Weekly Comment:
Heaney Sonnet Named
Ireland’s Favorite Poem

By Julia Brodsky, Editorial Assistant
March 26th, 2015

A recent RTÉ poll identified Seamus Heaney’s sonnet, “When all the others were away at Mass,” as Ireland’s favorite poem of the last hundred years. The sonnet, published in 1987, comes from “Clearances In Memoriam M.K.H., 1911-1984,” a sequence Heaney composed on the death of his mother. In ‘When all the others were away at Mass,’ Heaney recalls an intimate moment between mother and son spent quietly peeling potatoes. This memory resurfaces as a kind of prayer while his mother is on her deathbed.

A small jury selected a shortlist of poems from public nominations and, in turn, invited the public to vote on their favorite from the final ten. Other poems on the shortlist included works by Patrick Kavanagh, Derek Mahon, and Louis MacNeice.

The poll, dubbed “A Poem for Ireland,” was intended to highlight Ireland’s 20th and 21st century poetry and raise awareness for the country’s long-standing literary traditions, where the chosen work would not simply be a favorite, but serve as a literary representation of the Irish.

“The thousands of thoughtful and considered responses from the public to the initial call for nominations and to the ten shortlisted poems is clear evidence of just how much poetry means to us as a people,” RTÉ television’s managing director Glen Killane told The Irish Times.

It speaks volumes that Heaney’s quiet memory of his mother was selected from a list that included W.B. Yeats’s “Easter 1916” and Eavan Boland’s “Quarantine.” Perhaps there is a universality in that childhood memory of having a cherished parent all to oneself that is lacking even in the “terrible beauty” of the Rising or the long shadow of the Great Famine, despite their historical significance. Voter Deirdre Halpin noted that of the final ten poems, ‘When all the others were away at Mass’ “was the only one to evoke a tear and a memory that flooded me with a sense of love, loneliness for my own mother and then a warm feeling that this is Irish, this is Ireland.”

Heaney’s poem brings to mind not only the loss of a parent, but the too-recent loss of the poet himself. Although the Nobel laureate passed in 2013, his legacy is already firmly cemented in the Irish literary tradition as one of the best. Already construction is underway on a visitor center in Heaney’s native Bellaghy, County Londonderry, that will not only celebrate the poet’s life and work, but also serve as an educational and performance center.

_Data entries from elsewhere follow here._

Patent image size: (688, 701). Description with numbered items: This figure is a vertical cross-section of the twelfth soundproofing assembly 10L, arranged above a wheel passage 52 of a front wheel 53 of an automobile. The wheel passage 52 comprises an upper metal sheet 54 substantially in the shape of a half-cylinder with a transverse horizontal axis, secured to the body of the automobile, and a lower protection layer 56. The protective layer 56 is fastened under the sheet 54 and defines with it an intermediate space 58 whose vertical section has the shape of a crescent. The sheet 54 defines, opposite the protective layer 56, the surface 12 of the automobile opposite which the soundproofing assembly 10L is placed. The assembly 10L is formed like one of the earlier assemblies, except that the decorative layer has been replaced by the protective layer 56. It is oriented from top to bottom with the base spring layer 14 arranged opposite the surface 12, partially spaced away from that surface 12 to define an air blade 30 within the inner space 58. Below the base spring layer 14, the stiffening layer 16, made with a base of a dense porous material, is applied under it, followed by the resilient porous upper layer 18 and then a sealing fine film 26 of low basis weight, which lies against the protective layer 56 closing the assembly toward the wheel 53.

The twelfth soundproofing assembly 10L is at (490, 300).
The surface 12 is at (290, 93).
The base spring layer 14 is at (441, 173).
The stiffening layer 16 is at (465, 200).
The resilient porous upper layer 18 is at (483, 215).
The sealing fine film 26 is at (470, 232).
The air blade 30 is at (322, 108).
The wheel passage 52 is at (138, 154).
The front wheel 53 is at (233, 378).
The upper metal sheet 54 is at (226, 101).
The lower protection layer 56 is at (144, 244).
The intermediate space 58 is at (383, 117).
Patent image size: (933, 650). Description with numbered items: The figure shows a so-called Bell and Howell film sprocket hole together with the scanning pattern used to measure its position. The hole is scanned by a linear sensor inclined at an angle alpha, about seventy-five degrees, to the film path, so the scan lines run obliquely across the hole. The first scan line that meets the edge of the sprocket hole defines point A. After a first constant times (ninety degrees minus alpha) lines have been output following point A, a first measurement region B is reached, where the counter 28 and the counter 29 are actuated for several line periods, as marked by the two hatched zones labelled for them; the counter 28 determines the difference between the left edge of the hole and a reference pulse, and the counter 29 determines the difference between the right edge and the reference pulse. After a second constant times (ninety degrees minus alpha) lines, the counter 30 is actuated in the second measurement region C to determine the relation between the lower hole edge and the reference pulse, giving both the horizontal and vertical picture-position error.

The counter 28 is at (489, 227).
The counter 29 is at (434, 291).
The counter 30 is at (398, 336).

Last Fall, Poetry Ireland Review published a special Heaney tribute issue. “He was our best poet, by a country mile,” poet Vona Groarke wrote in the introduction. Fifty young poets were invited to share their favorite Heaney poem along with a short essay on their selection – there was fascinatingly little overlap between the selections. That 46 distinct poems appeared in the sold-out issue illustrates how in Heaney’s incredible body of work, there is truly something different for everyone.

“Is there another poet for whom the same claim could be made?” Groarke asked.

Like Heaney writes of his mother in what is now officially Ireland’s favorite poem, “I was all hers” readers of his work can point to a moment in which the poet is speaking and belonging solely to them. While “When all the others were away at Mass” may not be Heaney’s best-known poem, it may be the one that most accurately illustrates how Ireland is coping with the loss of their best-loved poet. ♦

When all the others were away at Mass

—From Clearances III, In Memoriam M.K.H., 1911-1984

When all the others were away at Mass

I was all hers as we peeled potatoes.

They broke the silence, let fall one by one

Like solder weeping off the soldering iron:

Cold comforts set between us, things to share

Gleaming in a bucket of clean water.

And again let fall. Little pleasant splashes

From each other’s work would bring us to our senses.


So while the parish priest at her bedside

Went hammer and tongs at the prayers for the dying

And some were responding and some crying

I remembered her head bent towards my head,

Her breath in mine, our fluent dipping knives—

Never closer the whole rest of our lives.